ア 測定受付台帳(受検者の氏名、連絡先等の保存を行うための台帳)
イ 使用測定機器台帳(測定用機械器具の名称、製造者、型番、設置日、修理及び廃棄を記録するための台帳)
ウ 試薬台帳(試薬の購入等の記録や数量管理を行うための台帳)
エ 精度管理台帳(内部・外部精度管理調査の結果の書類を整理した台帳)
<注意事項>抜粋
ア 検体測定室の開設者は、血液を取り扱うことのリスクを十分認識し、器具等の衛生管理や単回使用器具の再使用の防止、廃棄に至るまでの間
の安全管理等について、従業者への教育・研修や自己採取者への測定に際しての説明・注意喚起を行い、血液に起因する感染症を防止する責任
が伴うこと、また、穿刺器具等の不適切な取扱いを行った場合の健康影響への責任も伴うことを十分に踏まえて運営を行うものとする。

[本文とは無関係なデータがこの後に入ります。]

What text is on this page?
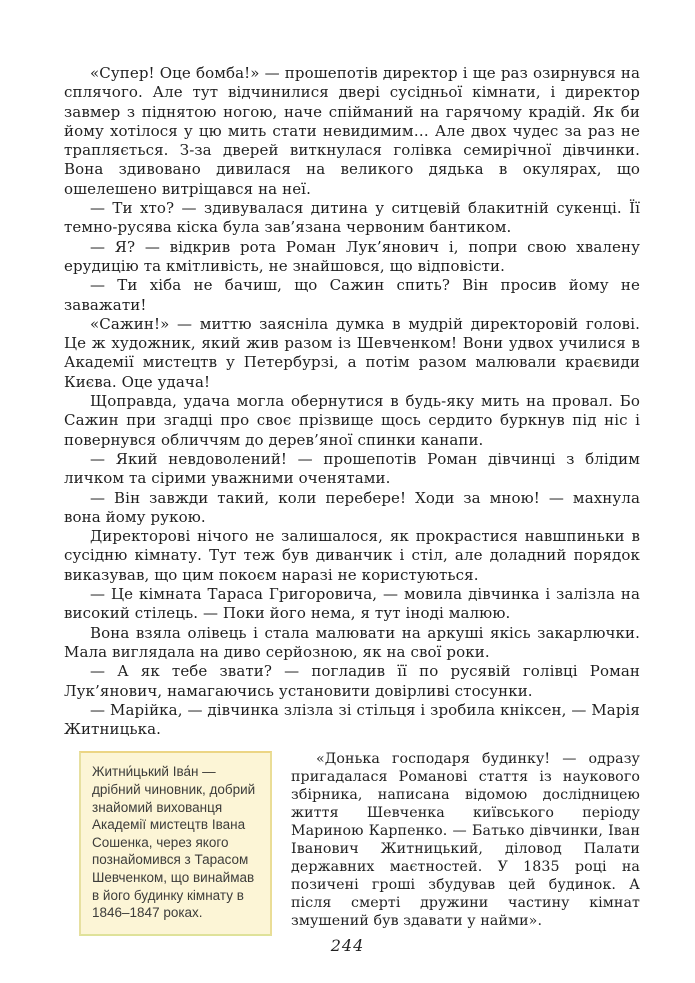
«Супер! Оце бомба!» — прошепотів директор і ще раз озирнувся на сплячого. Але тут відчинилися двері сусідньої кімнати, і директор завмер з піднятою ногою, наче спійманий на гарячому крадій. Як би йому хотілося у цю мить стати невидимим… Але двох чудес за раз не трапляється. З-за дверей виткнулася голівка семирічної дівчинки. Вона здивовано дивилася на великого дядька в окулярах, що ошелешено витріщався на неї.

— Ти хто? — здивувалася дитина у ситцевій блакитній сукенці. Її темно-русява кіска була зав’язана червоним бантиком.

— Я? — відкрив рота Роман Лук’янович і, попри свою хвалену ерудицію та кмітливість, не знайшовся, що відповісти.

— Ти хіба не бачиш, що Сажин спить? Він просив йому не заважати!

«Сажин!» — миттю заясніла думка в мудрій директоровій голові. Це ж художник, який жив разом із Шевченком! Вони удвох училися в Академії мистецтв у Петербурзі, а потім разом малювали краєвиди Києва. Оце удача!

Щоправда, удача могла обернутися в будь-яку мить на провал. Бо Сажин при згадці про своє прізвище щось сердито буркнув під ніс і повернувся обличчям до дерев’яної спинки канапи.

— Який невдоволений! — прошепотів Роман дівчинці з блідим личком та сірими уважними оченятами.

— Він завжди такий, коли перебере! Ходи за мною! — махнула вона йому рукою.

Директорові нічого не залишалося, як прокрастися навшпиньки в сусідню кімнату. Тут теж був диванчик і стіл, але доладний порядок виказував, що цим покоєм наразі не користуються.

— Це кімната Тараса Григоровича, — мовила дівчинка і залізла на високий стілець. — Поки його нема, я тут іноді малюю.

Вона взяла олівець і стала малювати на аркуші якісь закарлючки. Мала виглядала на диво серйозною, як на свої роки.

— А як тебе звати? — погладив її по русявій голівці Роман Лук’янович, намагаючись установити довірливі стосунки.

— Марійка, — дівчинка злізла зі стільця і зробила кніксен, — Марія Житницька.

Житни́цький Іва́н — дрібний чиновник, добрий знайомий вихованця Академії мистецтв Івана Сошенка, через якого познайомився з Тарасом Шевченком, що винаймав в його будинку кімнату в 1846–1847 роках.

«Донька господаря будинку! — одразу пригадалася Романові стаття із наукового збірника, написана відомою дослідницею життя Шевченка київського періоду Мариною Карпенко. — Батько дівчинки, Іван Іванович Житницький, діловод Палати державних маєтностей. У 1835 році на позичені гроші збудував цей будинок. А після смерті дружини частину кімнат змушений був здавати у найми».

244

イ 測定業務に従事する者等が受検者に対して採血、処置及び診断を行った場合は、関係法令に抵触し、罰則の対象となる可能性がある。
ウ 広告、廃棄物処理、個人情報保護において適切に行われていない場合は、それぞれ関係法令に抵触し、罰則の対象となる可能性がある。
エ 検体測定室は、診療の用に供しない検体の測定を行う施設であるため、医療機関から検体の測定を受託することはできないこと。また、病院、
診療所内では検体測定室の運営を行わないものとする。
オ 検体の測定は受検者から直接受託するものとする。また、検体の生化学的検査を登録された衛生検査所に委託をする場合を除き、業務の一部
又は全部を他の施設に委託しないものとする。なお、測定結果については、受検者に直接報告するものとする。
カ 他の施設と誤解されないよう、検体測定室と分かる表示を行うものとする。
キ 検体測定室では、測定結果をふまえた物品の購入の勧奨(物品の販売等を行う特定の事業所への誘導を含む。)を行わないものとする。
ク 測定の際、穿刺器具の販売・授与が行われる場合には、都道府県知事に対し管理医療機器販売業の届出を行うなど、薬事法における規定を遵
守するものとする。
ケ 厚生労働省医政局指導課は、このガイドラインの運用に関して助言を行うものとする。
コ 検体測定室の開設者は、厚生労働省医政局指導課が行う調査に協力するものとする。